Le spectateur est devant ce dilemme. Ce qu'il voit des protagonistes est aussi important que ce qu'il ne voit pas. Rarement l'ellipse n'avait été utilisée de manière si métaphysique, symbolisant dans la construction même du film et des personnages le mystère que chacun recèle en soi. Kubrick utilisait dans 2001, L'odyssée de l'espace une ellipse énorme pour parler de l'évolution. Malick parsème son film d'ellipses pour parler de l'insondable au creux de chaque personnalité, de chaque relation.

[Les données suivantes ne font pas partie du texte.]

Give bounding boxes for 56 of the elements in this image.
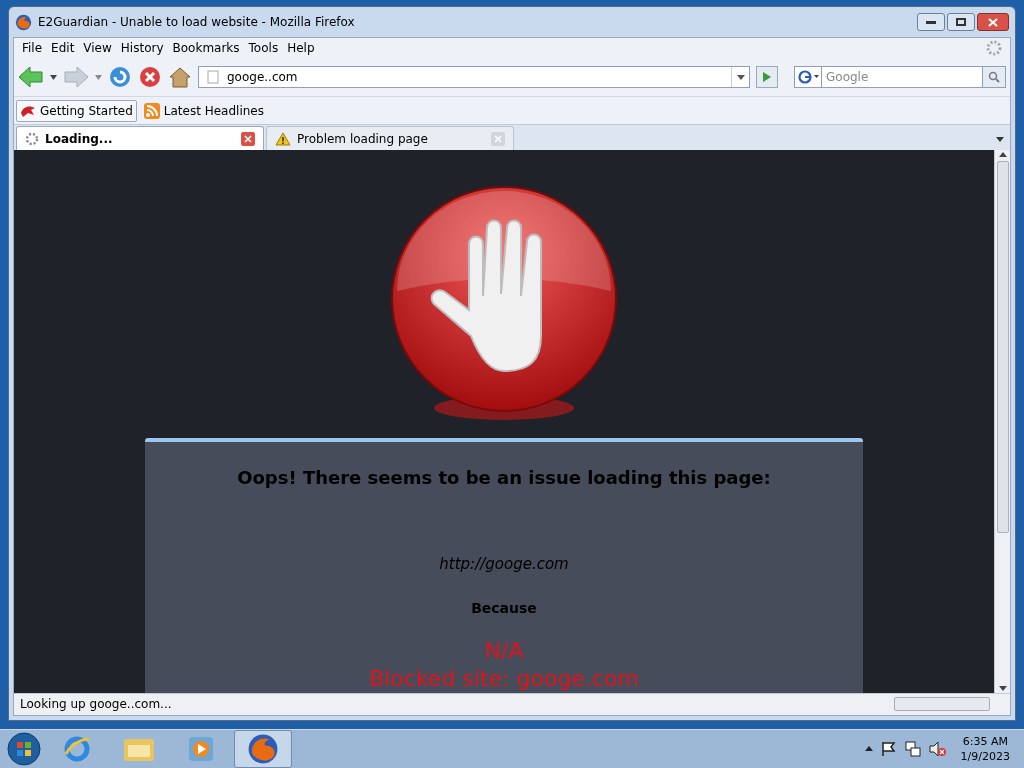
maximize-icon <box>956 18 966 26</box>
menu-item[interactable]: Bookmarks <box>168 39 244 57</box>
scroll-down-arrow-icon[interactable] <box>998 685 1007 691</box>
reload-icon[interactable] <box>108 65 132 89</box>
home-icon[interactable] <box>168 66 192 88</box>
go-button[interactable] <box>756 66 778 88</box>
tab-close-button[interactable] <box>241 131 255 146</box>
menu-item[interactable]: File <box>18 39 47 57</box>
close-icon <box>988 17 998 27</box>
browser-tab[interactable]: Problem loading page <box>266 126 514 150</box>
minimize-icon <box>926 20 936 24</box>
blocked-url: http://googe.com <box>439 554 569 575</box>
flag-icon[interactable] <box>880 740 897 757</box>
clock-date: 1/9/2023 <box>960 748 1010 764</box>
play-arrow-icon <box>762 71 772 83</box>
search-icon <box>988 71 1000 83</box>
scroll-thumb[interactable] <box>996 161 1009 533</box>
speaker-muted-icon[interactable] <box>928 740 947 757</box>
bookmark-item[interactable]: Getting Started <box>16 99 137 122</box>
clock-time: 6:35 AM <box>962 733 1008 749</box>
dropdown-arrow-icon <box>996 136 1004 142</box>
start-button[interactable] <box>4 729 44 768</box>
error-heading: Oops! There seems to be an issue loading this page: <box>237 466 771 490</box>
warning-icon <box>275 131 291 146</box>
network-icon[interactable] <box>904 740 921 757</box>
menu-item[interactable]: History <box>116 39 168 57</box>
menu-item[interactable]: Tools <box>244 39 283 57</box>
taskbar-button[interactable] <box>234 729 292 768</box>
maximize-button[interactable] <box>947 13 975 31</box>
dropdown-arrow-icon[interactable] <box>50 74 57 80</box>
loading-icon <box>25 131 39 146</box>
menu-item[interactable]: View <box>79 39 116 57</box>
media-player-icon <box>187 734 215 763</box>
scroll-up-arrow-icon[interactable] <box>998 152 1007 157</box>
minimize-button[interactable] <box>917 13 945 31</box>
search-field[interactable]: Google <box>822 66 982 88</box>
status-text: Looking up googe..com... <box>20 696 172 713</box>
throbber-icon <box>986 40 1002 56</box>
show-hidden-icons-icon[interactable] <box>864 746 873 752</box>
stop-hand-icon <box>389 186 619 422</box>
bookmark-item[interactable]: Latest Headlines <box>140 99 267 122</box>
menu-item[interactable]: Edit <box>47 39 79 57</box>
close-button[interactable] <box>977 13 1009 31</box>
menu-item[interactable]: Help <box>283 39 319 57</box>
search-engine-icon[interactable] <box>794 66 822 88</box>
reason-label: Because <box>471 598 537 618</box>
start-orb-icon <box>7 731 41 766</box>
feed-icon <box>143 102 160 119</box>
window-title: E2Guardian - Unable to load website - Mozilla Firefox <box>38 14 355 31</box>
browser-tab[interactable]: Loading... <box>16 126 264 150</box>
address-bar[interactable]: googe..com <box>198 66 750 88</box>
back-arrow-icon[interactable] <box>18 66 44 88</box>
reason-text: N/A <box>484 636 524 665</box>
reason-text: Blocked site: googe.com <box>369 664 639 693</box>
stop-icon[interactable] <box>138 65 162 89</box>
search-button[interactable] <box>982 66 1006 88</box>
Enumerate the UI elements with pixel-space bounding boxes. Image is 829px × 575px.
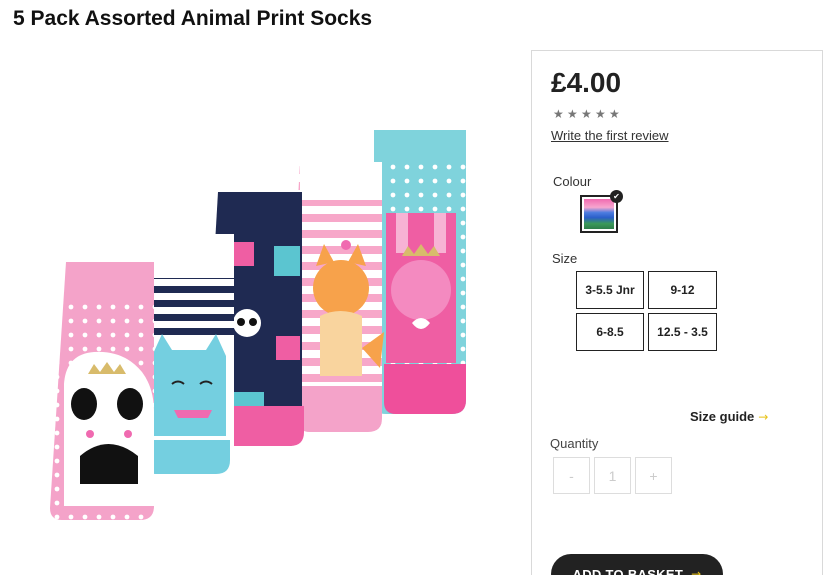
star-icon: ★ <box>609 107 620 121</box>
size-option[interactable]: 6-8.5 <box>576 313 644 351</box>
arrow-right-icon: → <box>758 409 769 424</box>
product-title: 5 Pack Assorted Animal Print Socks <box>13 7 373 30</box>
swatch-color <box>584 199 614 229</box>
arrow-right-icon: → <box>691 567 702 575</box>
star-icon: ★ <box>553 107 564 121</box>
socks-illustration <box>50 130 466 520</box>
star-icon: ★ <box>567 107 578 121</box>
price: £4.00 <box>551 67 622 98</box>
product-image[interactable] <box>50 118 490 533</box>
quantity-increase-button[interactable]: + <box>635 457 672 494</box>
sock-panda <box>50 262 154 520</box>
sock-bunny <box>374 130 466 414</box>
quantity-input[interactable]: 1 <box>594 457 631 494</box>
add-to-basket-label: ADD TO BASKET <box>572 566 684 575</box>
size-guide-label: Size guide <box>690 409 755 424</box>
add-to-basket-button[interactable]: ADD TO BASKET → <box>551 554 723 575</box>
star-rating: ★ ★ ★ ★ ★ <box>553 108 621 120</box>
star-icon: ★ <box>595 107 606 121</box>
quantity-decrease-button[interactable]: - <box>553 457 590 494</box>
quantity-label: Quantity <box>550 436 599 451</box>
purchase-panel: £4.00 ★ ★ ★ ★ ★ Write the first review C… <box>531 50 823 575</box>
size-option[interactable]: 3-5.5 Jnr <box>576 271 644 309</box>
write-review-link[interactable]: Write the first review <box>551 128 669 143</box>
colour-swatch[interactable]: ✔ <box>580 190 623 233</box>
quantity-stepper: - 1 + <box>553 457 672 494</box>
size-guide-link[interactable]: Size guide → <box>690 409 768 424</box>
colour-label: Colour <box>553 174 592 189</box>
star-icon: ★ <box>581 107 592 121</box>
size-options: 3-5.5 Jnr 9-12 6-8.5 12.5 - 3.5 <box>576 271 717 351</box>
check-icon: ✔ <box>610 190 623 203</box>
size-label: Size <box>552 251 578 266</box>
size-option[interactable]: 9-12 <box>648 271 717 309</box>
size-option[interactable]: 12.5 - 3.5 <box>648 313 717 351</box>
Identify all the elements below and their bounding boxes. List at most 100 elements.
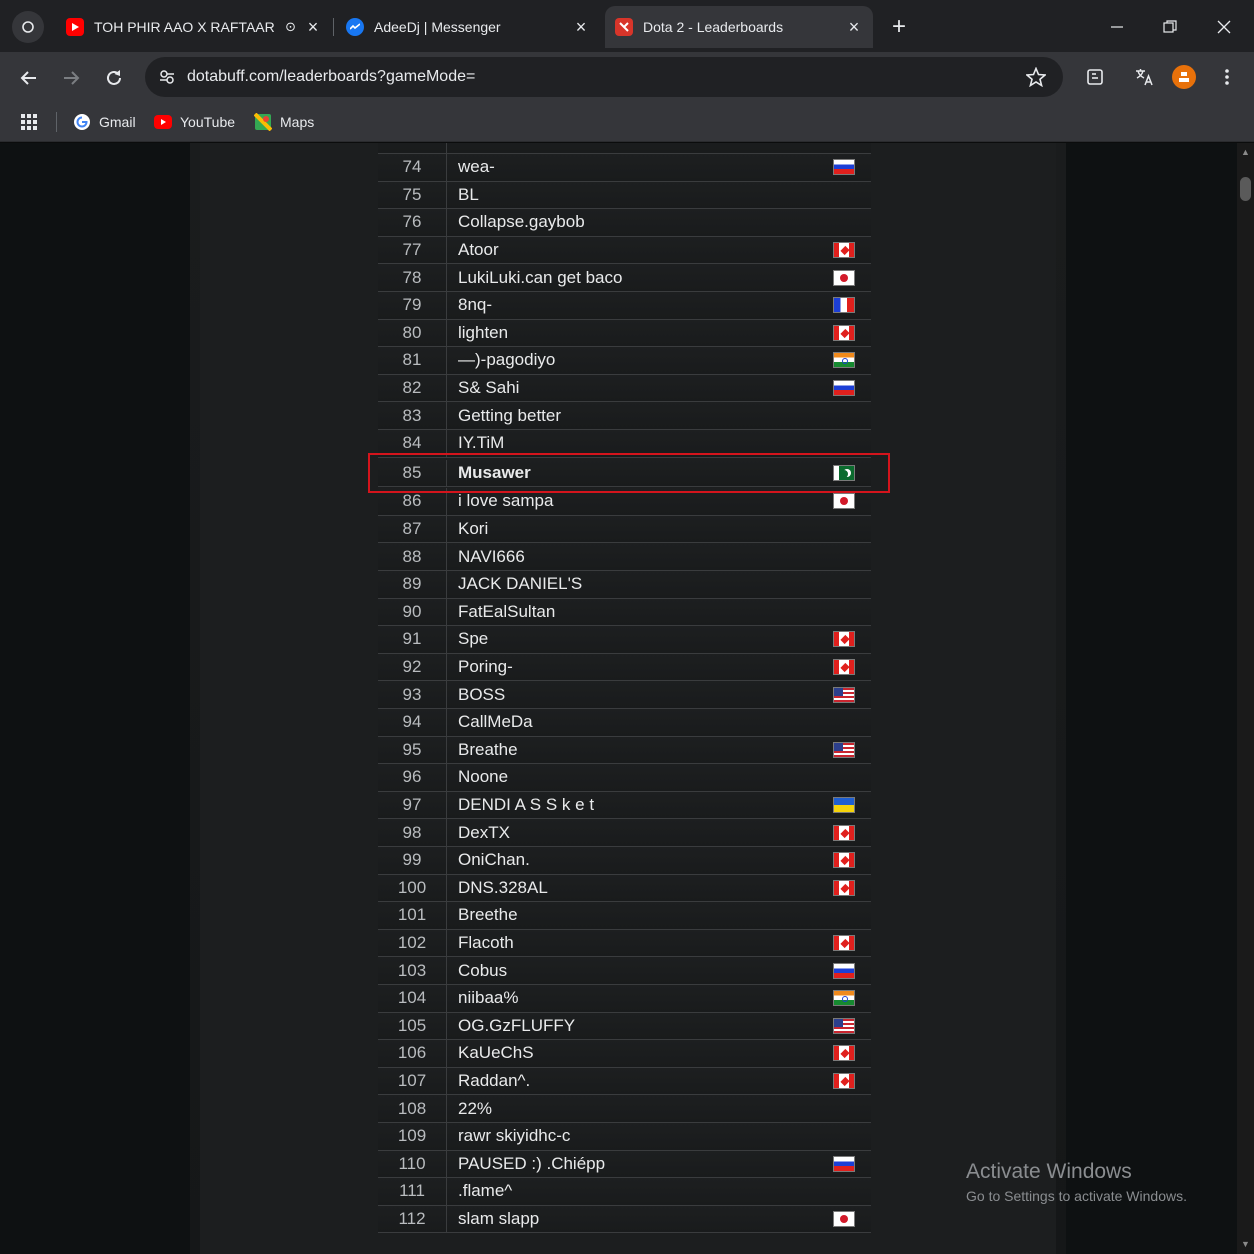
- player-name[interactable]: Raddan^.: [458, 1071, 871, 1091]
- leaderboard-row[interactable]: 85 Musawer: [378, 459, 871, 488]
- player-name[interactable]: 22%: [458, 1099, 871, 1119]
- player-name[interactable]: Spe: [458, 629, 871, 649]
- tab-messenger[interactable]: AdeeDj | Messenger ×: [336, 6, 600, 48]
- restore-button[interactable]: [1147, 8, 1193, 46]
- player-name[interactable]: rawr skiyidhc-c: [458, 1126, 871, 1146]
- player-name[interactable]: niibaa%: [458, 988, 871, 1008]
- leaderboard-row[interactable]: 80 lighten: [378, 319, 871, 348]
- leaderboard-row[interactable]: 101 Breethe: [378, 902, 871, 930]
- minimize-button[interactable]: [1094, 8, 1140, 46]
- player-name[interactable]: DNS.328AL: [458, 878, 871, 898]
- player-name[interactable]: KaUeChS: [458, 1043, 871, 1063]
- profile-avatar[interactable]: [1172, 65, 1196, 89]
- player-name[interactable]: slam slapp: [458, 1209, 871, 1229]
- tab-search-button[interactable]: [12, 11, 44, 43]
- reading-mode-button[interactable]: [1081, 63, 1109, 91]
- player-name[interactable]: NAVI666: [458, 547, 871, 567]
- scrollbar-thumb[interactable]: [1240, 177, 1251, 201]
- bookmark-youtube[interactable]: YouTube: [154, 110, 235, 134]
- player-name[interactable]: wea-: [458, 157, 871, 177]
- player-name[interactable]: Musawer: [458, 463, 871, 483]
- leaderboard-row[interactable]: 92 Poring-: [378, 653, 871, 682]
- player-name[interactable]: FatEalSultan: [458, 602, 871, 622]
- player-name[interactable]: Breathe: [458, 740, 871, 760]
- leaderboard-row[interactable]: 107 Raddan^.: [378, 1067, 871, 1096]
- tab-close-icon[interactable]: ×: [572, 17, 590, 37]
- leaderboard-row[interactable]: 75 BL: [378, 181, 871, 210]
- leaderboard-row[interactable]: 106 KaUeChS: [378, 1040, 871, 1068]
- player-name[interactable]: BOSS: [458, 685, 871, 705]
- leaderboard-row[interactable]: 94 CallMeDa: [378, 709, 871, 737]
- site-info-icon[interactable]: [157, 67, 177, 87]
- leaderboard-row[interactable]: 103 Cobus: [378, 957, 871, 985]
- leaderboard-row[interactable]: 91 Spe: [378, 626, 871, 654]
- leaderboard-row[interactable]: 78 LukiLuki.can get baco: [378, 264, 871, 292]
- player-name[interactable]: Breethe: [458, 905, 871, 925]
- leaderboard-row[interactable]: 95 Breathe: [378, 736, 871, 765]
- player-name[interactable]: —)-pagodiyo: [458, 350, 871, 370]
- player-name[interactable]: JACK DANIEL'S: [458, 574, 871, 594]
- player-name[interactable]: Getting better: [458, 406, 871, 426]
- player-name[interactable]: BL: [458, 185, 871, 205]
- player-name[interactable]: DexTX: [458, 823, 871, 843]
- player-name[interactable]: CallMeDa: [458, 712, 871, 732]
- leaderboard-row[interactable]: 88 NAVI666: [378, 543, 871, 571]
- leaderboard-row[interactable]: 96 Noone: [378, 764, 871, 792]
- player-name[interactable]: 8nq-: [458, 295, 871, 315]
- leaderboard-row[interactable]: 111 .flame^: [378, 1178, 871, 1206]
- player-name[interactable]: Collapse.gaybob: [458, 212, 871, 232]
- page-scrollbar[interactable]: ▲ ▼: [1237, 143, 1254, 1254]
- leaderboard-row[interactable]: 84 IY.TiM: [378, 430, 871, 458]
- leaderboard-row[interactable]: 98 DexTX: [378, 819, 871, 847]
- leaderboard-row[interactable]: 76 Collapse.gaybob: [378, 209, 871, 237]
- leaderboard-row[interactable]: 83 Getting better: [378, 402, 871, 430]
- player-name[interactable]: OniChan.: [458, 850, 871, 870]
- player-name[interactable]: .flame^: [458, 1181, 871, 1201]
- player-name[interactable]: DENDI A S S k e t: [458, 795, 871, 815]
- tab-close-icon[interactable]: ×: [304, 17, 322, 37]
- leaderboard-row[interactable]: 82 S& Sahi: [378, 374, 871, 403]
- player-name[interactable]: Cobus: [458, 961, 871, 981]
- translate-button[interactable]: [1130, 63, 1158, 91]
- player-name[interactable]: Poring-: [458, 657, 871, 677]
- leaderboard-row[interactable]: 105 OG.GzFLUFFY: [378, 1012, 871, 1041]
- leaderboard-row[interactable]: 81 —)-pagodiyo: [378, 347, 871, 375]
- player-name[interactable]: i love sampa: [458, 491, 871, 511]
- scroll-down-icon[interactable]: ▼: [1240, 1239, 1251, 1250]
- leaderboard-row[interactable]: 108 22%: [378, 1095, 871, 1123]
- media-playing-icon[interactable]: ⊙: [285, 19, 296, 35]
- leaderboard-row[interactable]: 79 8nq-: [378, 292, 871, 320]
- leaderboard-row[interactable]: 86 i love sampa: [378, 488, 871, 516]
- apps-button[interactable]: [20, 110, 38, 134]
- bookmark-maps[interactable]: Maps: [254, 110, 314, 134]
- new-tab-button[interactable]: +: [884, 12, 914, 42]
- leaderboard-row[interactable]: 77 Atoor: [378, 236, 871, 265]
- leaderboard-row[interactable]: 90 FatEalSultan: [378, 598, 871, 627]
- leaderboard-row[interactable]: 102 Flacoth: [378, 929, 871, 958]
- back-button[interactable]: [12, 61, 46, 95]
- tab-dotabuff[interactable]: Dota 2 - Leaderboards ×: [605, 6, 873, 48]
- scroll-up-icon[interactable]: ▲: [1240, 147, 1251, 158]
- address-bar[interactable]: dotabuff.com/leaderboards?gameMode=: [145, 57, 1063, 97]
- leaderboard-row[interactable]: 100 DNS.328AL: [378, 874, 871, 903]
- player-name[interactable]: Noone: [458, 767, 871, 787]
- tab-close-icon[interactable]: ×: [845, 17, 863, 37]
- bookmark-star-icon[interactable]: [1025, 66, 1047, 88]
- bookmark-gmail[interactable]: Gmail: [73, 110, 136, 134]
- forward-button[interactable]: [54, 61, 88, 95]
- leaderboard-row[interactable]: 89 JACK DANIEL'S: [378, 571, 871, 599]
- leaderboard-row[interactable]: 104 niibaa%: [378, 985, 871, 1013]
- player-name[interactable]: LukiLuki.can get baco: [458, 268, 871, 288]
- player-name[interactable]: PAUSED :) .Chiépp: [458, 1154, 871, 1174]
- leaderboard-row[interactable]: 109 rawr skiyidhc-c: [378, 1123, 871, 1151]
- player-name[interactable]: S& Sahi: [458, 378, 871, 398]
- reload-button[interactable]: [97, 61, 131, 95]
- leaderboard-row[interactable]: 93 BOSS: [378, 681, 871, 709]
- leaderboard-row[interactable]: 97 DENDI A S S k e t: [378, 791, 871, 820]
- close-window-button[interactable]: [1201, 8, 1247, 46]
- leaderboard-row[interactable]: 110 PAUSED :) .Chiépp: [378, 1150, 871, 1179]
- player-name[interactable]: lighten: [458, 323, 871, 343]
- player-name[interactable]: Kori: [458, 519, 871, 539]
- leaderboard-row[interactable]: 112 slam slapp: [378, 1205, 871, 1234]
- player-name[interactable]: Atoor: [458, 240, 871, 260]
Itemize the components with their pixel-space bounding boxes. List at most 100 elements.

C'est donc avec cette légèreté formelle presque inquiétante (l'insoutenable légèreté de l'être?) que Malick parle de la complexité de l'être humain, jamais complètement bon ou complètement mauvais. Les Moissons du ciel associe le bien et le mal, le plein et le vide, de manière à ce qu'ils en deviennent indiscernables. Chaque protagoniste est porté par ces deux mouvements contradictoires, tout comme la nature, cadre biblique aussi idyllique que potentiellement terrible (les sauterelles, le feu, les plaies d'Egypte?).
Quant au mélodrame amoureux, il n'est qu'une illustration, un phénomène qui concerne trois personnes et qui contient pourtant toute la contradiction humaine. L'illusion du bonheur, l'attachement aux autres, la solitude existentielle, le travail, le rire, les sentiments, le danger ne sont que quelques-uns des mouvements épiques et contradictoires qui animent les personnages. Le constat social, l'importance de l'argent, la tension entre le groupe et l'individu (les travailleurs et le capital?) en sont quelques autres. Les personnages, d'abord en plan large dans une foule de travailleurs, s'émancipent et s'affirment. L'individu sort du groupe, mais cela finit par s'accompagner d'une promotion sociale. Après des plans d'ensemble, Malick utilise quelques gros plans pour saisir l'âme mouvante, pleine et vide, de son trio. La beauté des visages apporte encore à la solennité du drame qui se déroule. Mais le tout est dans le particulier, le groupe est dans l'individu. Le trio amoureux est confronté à tout ce qui définit l'homme. La lutte amoureuse est aussi bien la lutte des classes que la lutte des éléments.
Pourtant Malick revient toujours à l'homme, à l'individu. La tragédie est toujours individuelle. La vie reprend son droit. Naturellement. Un drame s'est joué, l'homme a échoué, le bonheur s'est éloigné, mais il reste la légèreté de la mise en scène. La beauté du monde, la beauté de l'homme, la beauté de chaque instant, tous ces moments magiques que le film montre ou ne montre pas, mais desquels nous prenons d'autant plus conscience que jamais Malick n'essaie de donner l'illusion de montrer une continuité. Chaque moment succède à un autre moment sans le suivre immédiatement. Il n'y a aucune réponse, le mystère est là et souligne les contradictions. C'est ce qui fait que le chef d'oeuvre de Terrence Malick est effrayant et magnifique : il arrive à rendre palpable les grandes questions qui animent la vie des hommes, et à traduire à l'écran la continuité de l'existence en une succession d'instants à peine identifiables, une accumulation de souvenirs précis de moments flous.